More practice problems are available: A summary of the lognormal basic properties, more lognormal practice problems.

_______________________________________________________________________________________________
\copyright 2017 – Dan Ma

The Chi-Squared Distribution, Part 3a

This post is the part 3 of a three-part series on chi-squared distribution. In this post, we discuss the roles played by chi-squared distribution on experiments or random phenomena that result in measurements that are categorical rather than quantitative (part 2 deals with quantitative measurements). An introduction of the chi-squared distribution is found in part 1.

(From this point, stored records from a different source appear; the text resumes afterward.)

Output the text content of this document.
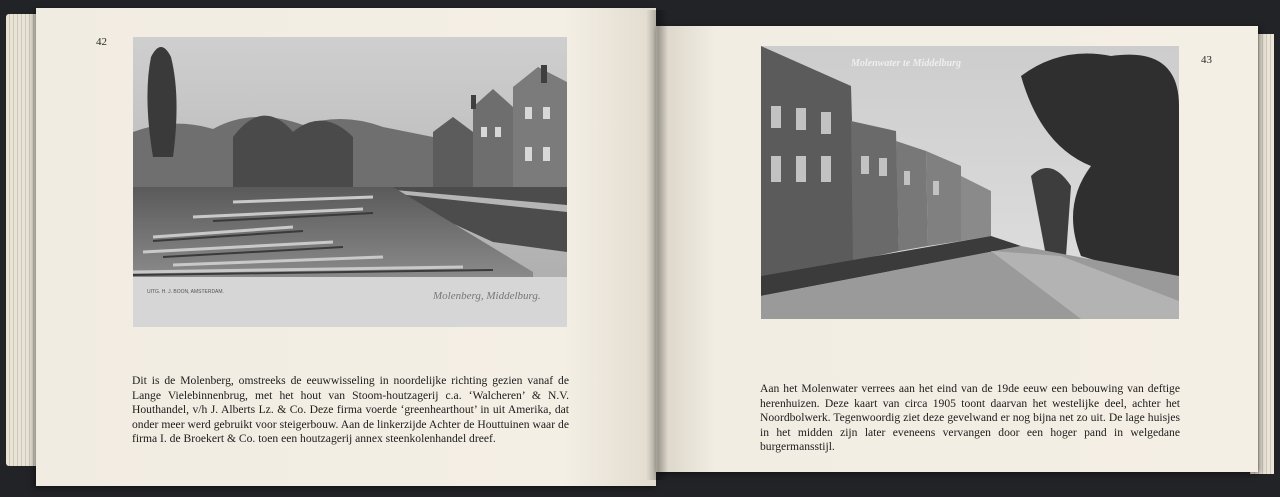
42
UITG. H. J. BOON, AMSTERDAM.	Molenberg, Middelburg.

Dit is de Molenberg, omstreeks de eeuwwisseling in noordelijke richting gezien vanaf de Lange Vielebinnenbrug, met het hout van Stoom-houtzagerij c.a. ‘Walcheren’ & N.V. Houthandel, v/h J. Alberts Lz. & Co. Deze firma voerde ‘greenhearthout’ in uit Amerika, dat onder meer werd gebruikt voor steigerbouw. Aan de linkerzijde Achter de Houttuinen waar de firma I. de Broekert & Co. toen een houtzagerij annex steenkolenhandel dreef.

43
Molenwater te Middelburg

Aan het Molenwater verrees aan het eind van de 19de eeuw een bebouwing van deftige herenhuizen. Deze kaart van circa 1905 toont daarvan het westelijke deel, achter het Noordbolwerk. Tegenwoordig ziet deze gevelwand er nog bijna net zo uit. De lage huisjes in het midden zijn later eveneens vervangen door een hoger pand in welgedane burgermansstijl.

The chi-squared test discussed here is also referred to as Pearson’s chi-squared test, which was formulated by Karl Pearson in 1900. It can be used to assess three types of comparison on categorical variables – goodness of fit, homogeneity, and independence. As a result, we break up the discussion into 3 parts – part 3a (goodness of fit, this post), part 3b (test of homogeneity) and part 3c (test of independence).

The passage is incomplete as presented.